The Nuclear Security Summit ended here Tuesday with more than 50 world leaders calling for tighter measures to keep vulnerable nuclear materials out of the wrong hands, according to Xinhua.
The Seoul communique, adopted on the second and final day of the summit, largely restated the goals declared two years ago at the inaugural Washington summit, including securing and removing weapons-usable materials such as highly enriched uranium and separated plutonium and preventing illicit nuclear trafficking.
Calling nuclear terrorism "one of the most challenging threats to international security," the leaders pledged to "work toward strengthening nuclear security, reducing the threat of nuclear terrorism, and preventing terrorists, criminals, or other unauthorized actors from acquiring nuclear materials."
Notable additions included calls on states to approve domestically the 2005 amendments to the Convention for the Physical Protection of Nuclear Materials (CPPNM) so they can be brought into force by 2014.
The CPPNM, originally signed in 1980, is the only international legally binding convention in physical protection of nuclear materials. The amendments can take force with an approval from two- thirds of the member states.
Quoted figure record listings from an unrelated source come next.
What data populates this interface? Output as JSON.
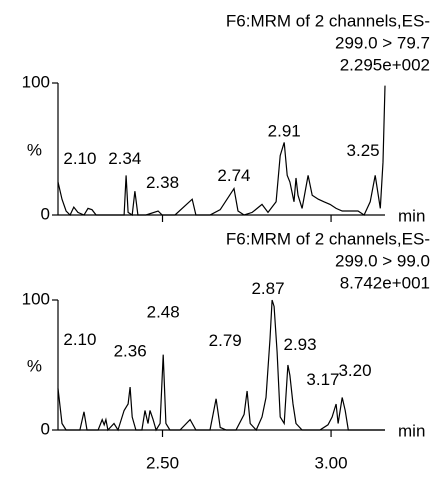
{
  "chart_data": [
    {
      "type": "line",
      "header_lines": [
        "F6:MRM of 2 channels,ES-",
        "299.0 > 79.7",
        "2.295e+002"
      ],
      "ylabel": "%",
      "xlabel": "min",
      "color": "#000000",
      "xlim": [
        2.19,
        3.16
      ],
      "xticks": [
        2.5,
        3.0
      ],
      "ylim": [
        0,
        100
      ],
      "yticks": [
        0,
        100
      ],
      "x": [
        2.19,
        2.202,
        2.214,
        2.226,
        2.237,
        2.249,
        2.267,
        2.279,
        2.291,
        2.303,
        2.327,
        2.35,
        2.374,
        2.386,
        2.392,
        2.398,
        2.41,
        2.418,
        2.427,
        2.451,
        2.487,
        2.499,
        2.537,
        2.588,
        2.599,
        2.641,
        2.671,
        2.712,
        2.724,
        2.742,
        2.766,
        2.795,
        2.813,
        2.837,
        2.849,
        2.861,
        2.87,
        2.878,
        2.89,
        2.896,
        2.902,
        2.914,
        2.932,
        2.944,
        2.962,
        2.979,
        2.997,
        3.015,
        3.033,
        3.057,
        3.08,
        3.098,
        3.116,
        3.131,
        3.146,
        3.154,
        3.16
      ],
      "values": [
        25,
        12,
        3,
        0,
        6,
        2,
        0,
        5,
        4,
        0,
        0,
        0,
        0,
        0,
        30,
        2,
        0,
        18,
        0,
        0,
        3,
        0,
        0,
        12,
        0,
        0,
        4,
        20,
        3,
        0,
        2,
        8,
        2,
        10,
        45,
        55,
        30,
        25,
        10,
        28,
        15,
        5,
        30,
        15,
        12,
        10,
        8,
        5,
        3,
        3,
        3,
        0,
        10,
        30,
        5,
        40,
        98
      ],
      "annotations": [
        {
          "text": "2.10",
          "x": 2.255,
          "y": 42
        },
        {
          "text": "2.34",
          "x": 2.388,
          "y": 42
        },
        {
          "text": "2.38",
          "x": 2.5,
          "y": 24
        },
        {
          "text": "2.74",
          "x": 2.712,
          "y": 29
        },
        {
          "text": "2.91",
          "x": 2.861,
          "y": 63
        },
        {
          "text": "3.25",
          "x": 3.095,
          "y": 48
        }
      ]
    },
    {
      "type": "line",
      "header_lines": [
        "F6:MRM of 2 channels,ES-",
        "299.0 > 99.0",
        "8.742e+001"
      ],
      "ylabel": "%",
      "xlabel": "min",
      "color": "#000000",
      "xlim": [
        2.19,
        3.16
      ],
      "xticks": [
        {
          "value": 2.5,
          "label": "2.50"
        },
        {
          "value": 3.0,
          "label": "3.00"
        }
      ],
      "ylim": [
        0,
        100
      ],
      "yticks": [
        0,
        100
      ],
      "x": [
        2.19,
        2.202,
        2.214,
        2.255,
        2.267,
        2.276,
        2.309,
        2.321,
        2.327,
        2.332,
        2.338,
        2.356,
        2.368,
        2.386,
        2.398,
        2.404,
        2.41,
        2.421,
        2.439,
        2.448,
        2.457,
        2.463,
        2.472,
        2.481,
        2.493,
        2.502,
        2.51,
        2.522,
        2.552,
        2.582,
        2.599,
        2.641,
        2.659,
        2.671,
        2.689,
        2.718,
        2.742,
        2.751,
        2.76,
        2.778,
        2.795,
        2.807,
        2.819,
        2.825,
        2.831,
        2.84,
        2.849,
        2.861,
        2.872,
        2.878,
        2.887,
        2.896,
        2.914,
        2.967,
        2.991,
        3.003,
        3.015,
        3.021,
        3.033,
        3.042,
        3.051,
        3.16
      ],
      "values": [
        32,
        5,
        0,
        0,
        14,
        0,
        0,
        8,
        4,
        8,
        0,
        5,
        0,
        15,
        20,
        33,
        10,
        0,
        0,
        15,
        5,
        15,
        8,
        0,
        5,
        58,
        5,
        0,
        0,
        8,
        0,
        0,
        24,
        2,
        0,
        0,
        12,
        30,
        5,
        0,
        10,
        25,
        70,
        100,
        95,
        60,
        10,
        5,
        50,
        42,
        20,
        5,
        0,
        0,
        4,
        10,
        20,
        5,
        25,
        15,
        0,
        0
      ],
      "annotations": [
        {
          "text": "2.10",
          "x": 2.255,
          "y": 69
        },
        {
          "text": "2.36",
          "x": 2.404,
          "y": 60
        },
        {
          "text": "2.48",
          "x": 2.502,
          "y": 90
        },
        {
          "text": "2.79",
          "x": 2.686,
          "y": 68
        },
        {
          "text": "2.87",
          "x": 2.813,
          "y": 108
        },
        {
          "text": "2.93",
          "x": 2.908,
          "y": 65
        },
        {
          "text": "3.17",
          "x": 2.976,
          "y": 38
        },
        {
          "text": "3.20",
          "x": 3.071,
          "y": 45
        }
      ]
    }
  ]
}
Building upon the Washington communique, the six-page Seoul communique also encouraged states to announce voluntary actions aimed at minimizing the civilian use of highly-enriched uranium by 2013 and promote the use of low-enriched uranium instead.
Leaders in the Seoul gathering urged nuclear security measures that go hand in hand with nuclear safety measures "in a coherent and synergistic manner," reflecting international concerns over safety of atomic power plants following the tsunami-triggered nuclear crisis in Japan.